Pokemon: The First Movie
- Director: Kunihiko Yuyama
- Stars: Veronica Taylor, Rachel Lillis, Eric Stuart
- Rotten Tomatoes: 14% from Critics, 62% from Audiences
While those who are not fans of the video game franchise might not closely connect to it like hardcore fans of the series, the nostalgia factor on this first film adaptation of the classic Nintendo property still resonates with viewers nearly 20 years after its release. Following the ever-popular protagonist Ash Ketchum, his friends Brock and Misty and primary Pokemon companion, Pikachu, the film tells the story of the creation of super-powered Mewtwo through biological engineering and his journey to make other super-powered Pokemon like him. While the story offered some intriguing messages about biological engineering and cloning, it truly hit deep with audiences during the climactic battle as Ash is nearly killed by another Pokemon’s attack and is revived at the last minute by a tear from his yellow and black companion in what is still regarded as one of the best tearjerker moments in the Pokemon franchise.
- Director: Dean Parisot
- Stars: Tim Allen, Sigourney Weaver, Alan Rickman
- Rotten Tomatoes: 90% “Certified Fresh” from Critics, 75% from Audiences
Long before Seth MacFarlane delivered his love letter to the classic sci-fi franchise with his comedy TV series The Orville, DreamWorks delivered their own parody/take on Star Trek with the comedy Galaxy Quest — which was so well-loved by fans of the original series.

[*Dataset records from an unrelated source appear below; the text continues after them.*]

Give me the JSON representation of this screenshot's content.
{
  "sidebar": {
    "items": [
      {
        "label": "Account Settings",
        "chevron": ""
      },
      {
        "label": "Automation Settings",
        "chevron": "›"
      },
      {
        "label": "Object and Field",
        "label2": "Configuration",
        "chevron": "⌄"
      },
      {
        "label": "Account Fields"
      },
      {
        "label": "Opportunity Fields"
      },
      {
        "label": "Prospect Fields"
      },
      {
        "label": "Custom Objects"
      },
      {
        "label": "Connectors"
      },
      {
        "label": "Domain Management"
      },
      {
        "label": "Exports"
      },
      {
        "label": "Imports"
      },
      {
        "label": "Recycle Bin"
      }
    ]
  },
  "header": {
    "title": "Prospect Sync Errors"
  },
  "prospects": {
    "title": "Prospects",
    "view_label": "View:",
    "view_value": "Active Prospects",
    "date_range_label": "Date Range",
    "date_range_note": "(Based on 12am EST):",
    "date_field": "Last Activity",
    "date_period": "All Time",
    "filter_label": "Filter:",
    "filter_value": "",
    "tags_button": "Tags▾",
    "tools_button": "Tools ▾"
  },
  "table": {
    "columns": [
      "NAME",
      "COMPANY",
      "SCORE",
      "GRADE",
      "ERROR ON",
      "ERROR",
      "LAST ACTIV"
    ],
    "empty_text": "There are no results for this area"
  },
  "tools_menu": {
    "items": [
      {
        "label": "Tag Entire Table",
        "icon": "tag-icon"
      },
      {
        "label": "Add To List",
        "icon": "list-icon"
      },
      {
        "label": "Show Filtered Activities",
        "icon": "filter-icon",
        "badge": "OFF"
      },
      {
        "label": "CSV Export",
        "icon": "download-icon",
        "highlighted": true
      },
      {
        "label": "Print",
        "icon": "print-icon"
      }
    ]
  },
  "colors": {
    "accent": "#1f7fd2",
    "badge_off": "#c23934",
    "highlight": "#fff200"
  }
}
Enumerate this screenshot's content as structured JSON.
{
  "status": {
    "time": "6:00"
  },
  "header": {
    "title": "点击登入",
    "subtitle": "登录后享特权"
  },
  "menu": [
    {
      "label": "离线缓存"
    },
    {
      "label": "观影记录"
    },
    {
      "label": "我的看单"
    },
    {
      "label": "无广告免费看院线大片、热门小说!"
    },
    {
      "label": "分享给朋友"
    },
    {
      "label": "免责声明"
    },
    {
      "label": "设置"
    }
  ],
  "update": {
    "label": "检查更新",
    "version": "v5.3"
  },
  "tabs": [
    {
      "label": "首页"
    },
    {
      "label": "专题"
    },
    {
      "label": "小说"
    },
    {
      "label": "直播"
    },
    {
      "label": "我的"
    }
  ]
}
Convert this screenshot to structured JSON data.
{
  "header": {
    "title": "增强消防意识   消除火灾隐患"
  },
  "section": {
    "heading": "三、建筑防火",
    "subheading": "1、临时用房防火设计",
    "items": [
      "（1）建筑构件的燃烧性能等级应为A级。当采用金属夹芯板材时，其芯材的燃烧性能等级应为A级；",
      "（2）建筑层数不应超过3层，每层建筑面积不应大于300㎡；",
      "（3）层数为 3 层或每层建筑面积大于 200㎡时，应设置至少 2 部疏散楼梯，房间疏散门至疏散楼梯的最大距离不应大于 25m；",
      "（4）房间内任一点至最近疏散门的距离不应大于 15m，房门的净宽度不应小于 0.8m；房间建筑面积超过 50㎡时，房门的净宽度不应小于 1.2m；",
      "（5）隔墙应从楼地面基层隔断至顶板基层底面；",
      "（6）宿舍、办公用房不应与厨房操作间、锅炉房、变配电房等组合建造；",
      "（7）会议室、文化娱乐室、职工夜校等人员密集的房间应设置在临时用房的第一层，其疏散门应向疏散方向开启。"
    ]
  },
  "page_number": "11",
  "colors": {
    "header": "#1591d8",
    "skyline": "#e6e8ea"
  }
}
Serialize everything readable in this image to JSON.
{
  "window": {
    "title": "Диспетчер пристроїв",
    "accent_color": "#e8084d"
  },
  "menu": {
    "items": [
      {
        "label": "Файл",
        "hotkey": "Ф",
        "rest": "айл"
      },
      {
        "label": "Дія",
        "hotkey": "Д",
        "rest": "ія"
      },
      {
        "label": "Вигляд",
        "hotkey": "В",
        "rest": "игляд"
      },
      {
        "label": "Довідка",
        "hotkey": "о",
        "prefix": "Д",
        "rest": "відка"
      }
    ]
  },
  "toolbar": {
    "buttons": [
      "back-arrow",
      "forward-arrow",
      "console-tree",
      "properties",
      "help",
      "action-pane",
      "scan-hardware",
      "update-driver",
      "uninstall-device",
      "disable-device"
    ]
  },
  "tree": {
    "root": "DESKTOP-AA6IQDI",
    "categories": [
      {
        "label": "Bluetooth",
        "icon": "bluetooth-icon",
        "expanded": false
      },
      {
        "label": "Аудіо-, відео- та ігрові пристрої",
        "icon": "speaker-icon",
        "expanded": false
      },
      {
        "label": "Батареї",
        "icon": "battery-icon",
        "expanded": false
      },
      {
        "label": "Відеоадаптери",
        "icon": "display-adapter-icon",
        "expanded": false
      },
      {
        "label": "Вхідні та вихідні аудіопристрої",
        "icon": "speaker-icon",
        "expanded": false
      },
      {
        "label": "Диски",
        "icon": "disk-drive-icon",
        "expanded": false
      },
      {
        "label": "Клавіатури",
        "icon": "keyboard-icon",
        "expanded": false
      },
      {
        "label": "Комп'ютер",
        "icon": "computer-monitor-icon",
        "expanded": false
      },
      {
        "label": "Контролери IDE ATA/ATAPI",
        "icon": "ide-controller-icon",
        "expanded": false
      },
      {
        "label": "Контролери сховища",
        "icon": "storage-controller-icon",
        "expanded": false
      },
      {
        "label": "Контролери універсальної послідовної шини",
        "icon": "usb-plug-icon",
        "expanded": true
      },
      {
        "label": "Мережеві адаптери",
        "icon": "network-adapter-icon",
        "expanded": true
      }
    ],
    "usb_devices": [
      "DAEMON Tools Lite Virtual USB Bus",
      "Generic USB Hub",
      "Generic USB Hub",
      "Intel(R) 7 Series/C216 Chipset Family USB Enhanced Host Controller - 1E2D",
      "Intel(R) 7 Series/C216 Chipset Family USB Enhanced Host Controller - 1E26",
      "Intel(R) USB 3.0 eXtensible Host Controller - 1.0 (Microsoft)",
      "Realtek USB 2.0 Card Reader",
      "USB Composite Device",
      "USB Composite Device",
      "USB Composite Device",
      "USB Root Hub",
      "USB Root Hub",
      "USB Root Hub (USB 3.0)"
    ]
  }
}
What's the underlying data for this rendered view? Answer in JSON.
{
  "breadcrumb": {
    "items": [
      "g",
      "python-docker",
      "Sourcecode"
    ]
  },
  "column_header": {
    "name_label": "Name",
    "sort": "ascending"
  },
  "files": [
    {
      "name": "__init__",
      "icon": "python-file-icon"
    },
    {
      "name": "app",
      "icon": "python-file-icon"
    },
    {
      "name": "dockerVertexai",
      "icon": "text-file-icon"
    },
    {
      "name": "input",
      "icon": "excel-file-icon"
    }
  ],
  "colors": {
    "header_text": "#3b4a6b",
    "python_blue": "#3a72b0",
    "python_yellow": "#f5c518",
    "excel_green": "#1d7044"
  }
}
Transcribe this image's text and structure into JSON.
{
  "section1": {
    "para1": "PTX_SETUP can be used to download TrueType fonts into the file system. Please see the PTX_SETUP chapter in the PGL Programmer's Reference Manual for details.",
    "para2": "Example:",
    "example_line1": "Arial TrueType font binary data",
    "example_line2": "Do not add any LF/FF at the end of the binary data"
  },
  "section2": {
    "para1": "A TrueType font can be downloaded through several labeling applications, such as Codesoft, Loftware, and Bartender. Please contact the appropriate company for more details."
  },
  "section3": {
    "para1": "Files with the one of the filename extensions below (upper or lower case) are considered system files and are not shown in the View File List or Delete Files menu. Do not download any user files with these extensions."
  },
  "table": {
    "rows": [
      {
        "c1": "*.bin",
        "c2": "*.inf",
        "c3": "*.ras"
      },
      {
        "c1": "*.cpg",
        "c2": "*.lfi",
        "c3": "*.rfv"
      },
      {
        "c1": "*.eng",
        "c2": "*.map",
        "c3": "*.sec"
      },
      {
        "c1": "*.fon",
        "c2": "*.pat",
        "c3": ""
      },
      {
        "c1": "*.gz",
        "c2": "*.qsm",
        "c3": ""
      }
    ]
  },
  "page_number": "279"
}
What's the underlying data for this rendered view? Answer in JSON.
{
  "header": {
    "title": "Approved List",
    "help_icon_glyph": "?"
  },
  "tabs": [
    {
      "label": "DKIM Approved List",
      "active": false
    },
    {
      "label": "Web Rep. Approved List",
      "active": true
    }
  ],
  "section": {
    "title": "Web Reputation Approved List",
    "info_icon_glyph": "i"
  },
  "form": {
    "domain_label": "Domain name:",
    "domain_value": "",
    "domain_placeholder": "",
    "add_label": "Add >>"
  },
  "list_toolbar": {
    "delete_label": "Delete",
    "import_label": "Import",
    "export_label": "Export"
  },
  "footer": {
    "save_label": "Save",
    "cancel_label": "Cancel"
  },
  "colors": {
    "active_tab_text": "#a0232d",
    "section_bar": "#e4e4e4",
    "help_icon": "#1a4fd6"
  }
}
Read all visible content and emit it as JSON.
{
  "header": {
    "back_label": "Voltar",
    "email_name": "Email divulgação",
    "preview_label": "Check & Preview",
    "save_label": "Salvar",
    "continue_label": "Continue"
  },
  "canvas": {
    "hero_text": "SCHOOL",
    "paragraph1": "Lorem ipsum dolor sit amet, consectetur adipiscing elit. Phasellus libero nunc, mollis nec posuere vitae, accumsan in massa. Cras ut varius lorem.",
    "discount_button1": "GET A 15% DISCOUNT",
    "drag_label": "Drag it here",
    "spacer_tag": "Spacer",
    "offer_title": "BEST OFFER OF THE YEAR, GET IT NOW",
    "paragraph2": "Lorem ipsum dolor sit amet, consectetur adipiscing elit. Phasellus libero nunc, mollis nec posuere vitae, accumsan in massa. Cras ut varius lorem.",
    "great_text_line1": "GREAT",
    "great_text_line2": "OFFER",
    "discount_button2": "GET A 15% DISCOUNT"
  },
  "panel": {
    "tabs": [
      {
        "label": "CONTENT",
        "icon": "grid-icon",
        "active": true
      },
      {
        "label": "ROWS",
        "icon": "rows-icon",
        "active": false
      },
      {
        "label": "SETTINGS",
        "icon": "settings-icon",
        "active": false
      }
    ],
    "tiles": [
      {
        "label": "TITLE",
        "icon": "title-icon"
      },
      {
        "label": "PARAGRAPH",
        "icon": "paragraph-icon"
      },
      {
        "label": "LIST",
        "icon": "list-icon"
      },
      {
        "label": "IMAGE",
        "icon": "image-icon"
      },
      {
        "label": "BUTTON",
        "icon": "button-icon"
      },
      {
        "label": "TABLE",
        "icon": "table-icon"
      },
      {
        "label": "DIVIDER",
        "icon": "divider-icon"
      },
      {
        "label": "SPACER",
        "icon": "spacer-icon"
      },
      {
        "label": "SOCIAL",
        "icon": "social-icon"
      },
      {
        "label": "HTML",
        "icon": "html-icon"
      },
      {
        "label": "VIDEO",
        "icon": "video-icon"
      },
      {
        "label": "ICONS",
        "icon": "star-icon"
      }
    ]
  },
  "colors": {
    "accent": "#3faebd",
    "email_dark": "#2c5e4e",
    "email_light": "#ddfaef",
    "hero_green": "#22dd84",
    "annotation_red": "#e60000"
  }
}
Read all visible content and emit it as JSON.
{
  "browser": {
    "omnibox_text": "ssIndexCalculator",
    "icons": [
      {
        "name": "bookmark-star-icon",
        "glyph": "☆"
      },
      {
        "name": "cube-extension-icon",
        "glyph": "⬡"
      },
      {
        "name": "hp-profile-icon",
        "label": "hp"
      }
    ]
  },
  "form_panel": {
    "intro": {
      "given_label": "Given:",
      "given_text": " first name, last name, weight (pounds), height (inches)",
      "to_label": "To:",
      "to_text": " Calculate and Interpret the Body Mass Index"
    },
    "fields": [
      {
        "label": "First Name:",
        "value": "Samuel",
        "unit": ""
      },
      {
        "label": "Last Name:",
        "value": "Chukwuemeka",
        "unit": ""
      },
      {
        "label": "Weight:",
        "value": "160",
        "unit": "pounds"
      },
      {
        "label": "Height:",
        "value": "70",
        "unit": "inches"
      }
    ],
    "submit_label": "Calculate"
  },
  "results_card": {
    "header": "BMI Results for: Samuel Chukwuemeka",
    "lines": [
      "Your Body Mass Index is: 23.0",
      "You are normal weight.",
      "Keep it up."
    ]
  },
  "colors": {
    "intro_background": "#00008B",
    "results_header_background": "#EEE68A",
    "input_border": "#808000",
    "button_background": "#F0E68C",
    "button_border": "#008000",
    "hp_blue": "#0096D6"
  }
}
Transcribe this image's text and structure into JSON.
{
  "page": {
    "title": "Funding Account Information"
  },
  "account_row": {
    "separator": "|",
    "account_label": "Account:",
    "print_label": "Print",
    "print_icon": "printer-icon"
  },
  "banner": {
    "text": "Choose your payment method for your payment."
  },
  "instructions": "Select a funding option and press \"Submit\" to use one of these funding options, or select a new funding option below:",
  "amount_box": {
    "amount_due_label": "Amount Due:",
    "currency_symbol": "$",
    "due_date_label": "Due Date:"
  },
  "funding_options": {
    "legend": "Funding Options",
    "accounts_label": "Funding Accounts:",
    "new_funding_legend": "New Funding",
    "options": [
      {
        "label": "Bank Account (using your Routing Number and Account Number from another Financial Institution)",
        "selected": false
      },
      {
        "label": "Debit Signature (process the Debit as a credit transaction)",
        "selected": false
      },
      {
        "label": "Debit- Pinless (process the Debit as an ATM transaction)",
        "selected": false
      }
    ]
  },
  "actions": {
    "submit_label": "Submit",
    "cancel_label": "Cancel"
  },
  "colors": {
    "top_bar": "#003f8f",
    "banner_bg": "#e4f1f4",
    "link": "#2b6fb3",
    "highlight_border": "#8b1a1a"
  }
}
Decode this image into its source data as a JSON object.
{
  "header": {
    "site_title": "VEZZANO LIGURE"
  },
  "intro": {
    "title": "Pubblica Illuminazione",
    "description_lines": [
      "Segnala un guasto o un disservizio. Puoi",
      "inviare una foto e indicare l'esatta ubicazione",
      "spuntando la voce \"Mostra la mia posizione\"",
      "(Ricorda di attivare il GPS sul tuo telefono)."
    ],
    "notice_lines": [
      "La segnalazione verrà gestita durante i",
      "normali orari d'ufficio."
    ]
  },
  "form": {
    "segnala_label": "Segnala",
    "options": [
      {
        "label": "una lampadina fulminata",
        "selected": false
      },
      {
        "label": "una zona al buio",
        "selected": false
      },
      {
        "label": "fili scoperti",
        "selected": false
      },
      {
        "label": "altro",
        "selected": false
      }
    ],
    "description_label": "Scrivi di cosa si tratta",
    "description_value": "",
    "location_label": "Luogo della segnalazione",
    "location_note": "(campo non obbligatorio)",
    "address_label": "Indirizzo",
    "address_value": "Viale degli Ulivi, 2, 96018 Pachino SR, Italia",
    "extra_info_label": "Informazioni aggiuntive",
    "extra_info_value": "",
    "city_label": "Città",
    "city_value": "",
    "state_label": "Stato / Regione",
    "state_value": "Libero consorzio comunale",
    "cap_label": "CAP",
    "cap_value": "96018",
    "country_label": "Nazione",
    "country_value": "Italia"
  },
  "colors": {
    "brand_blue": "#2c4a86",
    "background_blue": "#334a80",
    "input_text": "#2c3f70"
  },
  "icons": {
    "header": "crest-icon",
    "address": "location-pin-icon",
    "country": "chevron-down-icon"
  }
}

In fact, it has landed on lists of the best Star Trek films in the years since its release. In the film, 20 years after their cult classic series was cancelled, the cast of the titular series-within-a-movie Galaxy Quest are still making appearances at sci-fi conventions in their original costumes, but resent that their lives have come to this. However, after meeting an alien race who believes their series was real, they are recruited to help save them from an alien warlord bent on destroying anything in his way. By both parodying the genre and using its tropes to its advantage, the film was both thoroughly hysterical and thrillingly fast-paced, resulting in a fun and intelligent film for fans of either comedy or Star Trek.
Toy Story 2
- Director: John Lasseter
- Stars: Tom Hanks, Tim Allen, Joan Cusack
- Rotten Tomatoes: 100% “Certified Fresh” from Critics, 86% from Audiences
It’s been one of the most successful franchises in the family genre’s history while only needing to release three films to do so. The second entry into the Toy Story franchise was a good sign that it would not fall victim to the sequel curse, but instead prove itself as a rival worthy of the first. When Woody is stolen by a toy collector who seeks to keep him in a museum, his friends from Andy’s toy collection go on a journey to rescue him while he himself wrestles with the temptation to be immortalized in the museum. In seeking to dive deeper into the character personalities and their sense of loyalty for each other and their owners — as well as retaining many of the fun jokes and beautiful animation of the first film — this sequel captured both critics’ and audiences’ hearts, especially with the powerful and tearjerker Jessie flashback featuring the unforgettable “When She Loved Me” by Sarah McLachlan.